Годы, вырванные из жизни | страница 36
И скомандовал мне: «Вперед по шоссе». Вышли мы за город. Уже вечерело. По обеим сторонам дороги лежало зеленое поле, огороды, вдали виднелся лес. Впереди я увидел вышки, на которых стояли стрелки. По их расположению и крышам строений я узнал пересыльный пункт на горе «Пионер», где мне уже приходилось однажды в 1939 году ночевать. У меня заискрилась надежда. Вероятно, ведут на пересылку для отправки в Москву. Чем ближе подходил я к этому зданию, тем слабее становилась надежда. Слышен был собачий лай, хорошо стали видны сооружения: ворота, вахта. Передо мной настоящая тюрьма.
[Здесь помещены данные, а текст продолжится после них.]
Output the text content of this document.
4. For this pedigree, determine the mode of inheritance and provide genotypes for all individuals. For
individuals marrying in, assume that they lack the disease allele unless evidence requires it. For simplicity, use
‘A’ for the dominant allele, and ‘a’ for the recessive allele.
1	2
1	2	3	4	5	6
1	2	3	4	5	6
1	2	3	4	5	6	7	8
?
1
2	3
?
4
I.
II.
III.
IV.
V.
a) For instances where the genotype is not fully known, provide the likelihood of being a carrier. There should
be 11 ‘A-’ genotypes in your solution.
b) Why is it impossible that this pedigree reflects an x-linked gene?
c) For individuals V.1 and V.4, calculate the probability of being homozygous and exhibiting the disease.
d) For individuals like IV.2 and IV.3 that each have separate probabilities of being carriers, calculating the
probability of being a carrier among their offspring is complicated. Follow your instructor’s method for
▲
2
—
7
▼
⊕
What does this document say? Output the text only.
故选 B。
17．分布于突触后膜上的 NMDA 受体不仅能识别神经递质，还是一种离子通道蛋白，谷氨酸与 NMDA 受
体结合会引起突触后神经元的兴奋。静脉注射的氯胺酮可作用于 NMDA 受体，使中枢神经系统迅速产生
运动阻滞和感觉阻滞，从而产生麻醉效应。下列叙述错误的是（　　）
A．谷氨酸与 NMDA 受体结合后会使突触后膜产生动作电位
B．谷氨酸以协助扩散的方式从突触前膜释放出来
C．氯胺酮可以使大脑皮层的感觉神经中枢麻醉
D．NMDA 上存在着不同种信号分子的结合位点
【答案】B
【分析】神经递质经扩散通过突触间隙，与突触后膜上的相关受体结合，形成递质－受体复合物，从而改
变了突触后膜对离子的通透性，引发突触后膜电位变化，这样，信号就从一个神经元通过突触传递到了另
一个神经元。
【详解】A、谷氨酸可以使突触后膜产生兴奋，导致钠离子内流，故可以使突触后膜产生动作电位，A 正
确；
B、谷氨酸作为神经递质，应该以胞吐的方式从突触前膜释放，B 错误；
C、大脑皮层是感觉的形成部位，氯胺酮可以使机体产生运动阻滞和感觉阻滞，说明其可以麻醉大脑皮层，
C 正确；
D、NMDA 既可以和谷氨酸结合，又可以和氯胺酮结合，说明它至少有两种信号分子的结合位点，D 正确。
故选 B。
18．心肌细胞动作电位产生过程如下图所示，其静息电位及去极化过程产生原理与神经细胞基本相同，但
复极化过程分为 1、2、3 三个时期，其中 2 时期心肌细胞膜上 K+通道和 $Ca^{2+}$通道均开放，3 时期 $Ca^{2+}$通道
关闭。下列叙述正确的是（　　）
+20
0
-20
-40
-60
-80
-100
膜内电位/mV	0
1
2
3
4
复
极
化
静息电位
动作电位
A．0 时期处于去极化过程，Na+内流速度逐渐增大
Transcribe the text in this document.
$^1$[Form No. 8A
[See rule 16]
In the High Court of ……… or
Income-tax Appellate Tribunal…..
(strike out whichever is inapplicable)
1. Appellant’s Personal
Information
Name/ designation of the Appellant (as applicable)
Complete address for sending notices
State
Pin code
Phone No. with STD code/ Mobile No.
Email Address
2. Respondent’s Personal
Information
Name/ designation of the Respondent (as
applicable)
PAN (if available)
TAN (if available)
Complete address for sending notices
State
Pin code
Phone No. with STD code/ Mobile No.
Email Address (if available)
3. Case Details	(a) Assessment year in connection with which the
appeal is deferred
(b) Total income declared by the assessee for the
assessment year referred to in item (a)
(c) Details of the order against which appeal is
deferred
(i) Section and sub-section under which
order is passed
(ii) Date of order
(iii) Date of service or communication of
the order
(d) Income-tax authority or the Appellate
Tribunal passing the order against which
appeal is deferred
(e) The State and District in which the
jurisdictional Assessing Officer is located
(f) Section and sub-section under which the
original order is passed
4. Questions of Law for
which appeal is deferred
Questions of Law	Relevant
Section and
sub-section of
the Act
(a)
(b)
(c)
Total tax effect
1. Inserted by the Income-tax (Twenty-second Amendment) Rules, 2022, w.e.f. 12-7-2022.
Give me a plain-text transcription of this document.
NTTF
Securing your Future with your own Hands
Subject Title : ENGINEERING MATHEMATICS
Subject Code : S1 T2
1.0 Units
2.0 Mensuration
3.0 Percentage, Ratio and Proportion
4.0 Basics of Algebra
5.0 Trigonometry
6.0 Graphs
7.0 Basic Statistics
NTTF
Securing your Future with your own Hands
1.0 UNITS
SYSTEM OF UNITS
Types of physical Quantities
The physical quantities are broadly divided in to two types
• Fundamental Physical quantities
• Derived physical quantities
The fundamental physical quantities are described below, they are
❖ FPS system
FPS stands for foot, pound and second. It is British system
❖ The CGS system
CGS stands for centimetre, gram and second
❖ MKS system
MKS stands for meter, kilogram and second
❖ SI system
Вхожу в ворота. Знакомая процедура. Ведут в здание. Дежурный принимает пакет, к которому приложена моя персона. Конвой ухолит. Мне приказывают раздеться догола. Производят тщательный обыск, заглядывают даже в рот. Затем меня выводят во двор к небольшому деревянному домику, так называемому одиночному корпусу. Дежурный быстро вталкивает меня в камеру, запирает дверь.
Камера небольшая с низким потолком. Окно с решеткой выше головы, две железные койки. Столика нет. У входа «параша», за дверью тусклая электрическая лампочка. На одной из кроватей сидел мужчина средних лет, одет не по лагерному. Сев на койку, я сбросил с себя кожаные ботинки, которыми натер себе кровавые мозоли на ногах. Я был подавлен. Мучила мысль: за что я снова в тюрьме? Неужели из-за украденного ворами хлеба? Между тем, месяца два назад на наш лагпункт приезжал пом. уполномоченного лагеря и допрашивал меня по поводу недостачи хлеба. Я ему рассказал все, как было, и он заявил, что привлекать меня к ответственности нет оснований.
Мой сосед по камере был механиком с какой-то нефтешахты по фамилии Прокушев, по национальности коми. Его арестовали, так он сказал, за вредительство, выразившееся в какой-то поломке на шахте. Надо сказать, что мне он сразу не понравился. Своим чутьем чекиста я почуял, что это провокатор. Его нарочно посадили ко мне, чтобы выявить мое настроение.
Итак, я сидел на койке, разглядывал свои окровавленные ноги и молчал. Первым заговорил Прокушев.
— С какого лагпункта?
— С 8-го.
— Что передают по радио?
— Не знаю, радио не слушал.
— У вас же на 8 лагпункте есть радио, как же ты не слушаешь.
Я поднялся, подошел к нему и, посмотрев в его бегающие глаза, сказал:
— Если ты, собака, будешь еще меня спрашивать, я тебя изобью, провокатор, — отошел и сел на свою койку.
Он как-то сжался, размяк, начал что-то лепетать. Я снова повторил: — Не спрашивай, я с тобой говорить не буду.